Everything will depend on the purpose of the chatbot (what mission it has) and to which group of users it is directed. The reality is that in any business vertical, a company needs an average of between 200 and 800 intents to cover a use case.

Taking an intermediate value, for example 500 intents, let's assume that we are fortunate that we do not have to create utterances of the style "Travel to Paris, Travel to Barcelona, Travel to xxx". If you account for the need need to create a minimum of 20 utterances per intent, we get 10,000 utterances. Possibly the implementation time of a chatbot is extended in weeks (and in cost) only by the need to have to create those utterances. In fact, in many cases it represents more than half of the time of implementation of a chatbot project. Not to mention the topic of languages: if we are building a chatbot that should carry out the same function but in 10 languages, our complexity and effort will be multiplied by 10 times (100,000 utterances… almost a book ?!).

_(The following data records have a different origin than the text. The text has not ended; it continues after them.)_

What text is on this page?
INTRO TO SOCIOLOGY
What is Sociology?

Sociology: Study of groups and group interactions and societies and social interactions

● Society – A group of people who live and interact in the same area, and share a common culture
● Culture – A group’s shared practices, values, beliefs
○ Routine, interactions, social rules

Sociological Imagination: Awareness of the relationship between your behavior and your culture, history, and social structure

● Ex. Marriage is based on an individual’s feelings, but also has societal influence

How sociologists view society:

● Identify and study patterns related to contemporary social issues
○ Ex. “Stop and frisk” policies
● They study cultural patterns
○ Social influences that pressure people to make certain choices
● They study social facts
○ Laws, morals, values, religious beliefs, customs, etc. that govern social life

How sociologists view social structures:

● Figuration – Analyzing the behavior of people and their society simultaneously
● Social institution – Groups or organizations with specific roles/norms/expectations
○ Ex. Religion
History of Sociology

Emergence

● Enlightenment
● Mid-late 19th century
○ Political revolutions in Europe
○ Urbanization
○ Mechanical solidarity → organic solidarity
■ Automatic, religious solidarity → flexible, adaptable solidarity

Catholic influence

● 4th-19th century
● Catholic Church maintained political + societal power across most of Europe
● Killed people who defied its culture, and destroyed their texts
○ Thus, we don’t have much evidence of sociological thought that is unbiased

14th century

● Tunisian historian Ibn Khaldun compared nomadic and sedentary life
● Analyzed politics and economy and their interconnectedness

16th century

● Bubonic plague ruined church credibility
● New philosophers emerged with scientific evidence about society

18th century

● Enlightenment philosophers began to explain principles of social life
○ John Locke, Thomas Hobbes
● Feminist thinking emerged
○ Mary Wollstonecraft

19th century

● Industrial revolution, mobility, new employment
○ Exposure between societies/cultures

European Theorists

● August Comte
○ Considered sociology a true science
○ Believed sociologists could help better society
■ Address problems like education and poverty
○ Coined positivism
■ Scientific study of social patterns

Is there any way to remedy this situation? Of course. When it comes to choosing technology and chatbot software, you have to look for a vendor that has NLU capabilities.

Lacking these capabilities does not necessarily mean that you can't build a chatbot, but the lack of comprehensive capacity will result in a considerable increase of time and cost in your project. NLU allows you to obtain automatically from computational linguistics an infinite number of utterances for the same intent, and therefore a considerable saving of money at the same time as improving the "time-to-market" of the chatbot. It is very important to be able to validate these technologies, without forgetting the multilingual functionality.

Most US software has a certain degree of effectiveness in English, but when dealing with languages such as German, Italian or Portuguese, you will find that their performance declines. Surely we will have more luck with European technology, in which there is a more developed sensitivity regarding the users idiomatic realities.

There is no definitive chatbot software, yet, but it is important to evaluate the benefits and disadvantages of each offering. Undoubtedly, the NLU is a key element, especially if the chatbot will interact with languages other than English. If the project requires a very large volume of intents and we also need to build a chatbot in more than one language, surely the NLU will be the functionality to which more attention will have to be paid.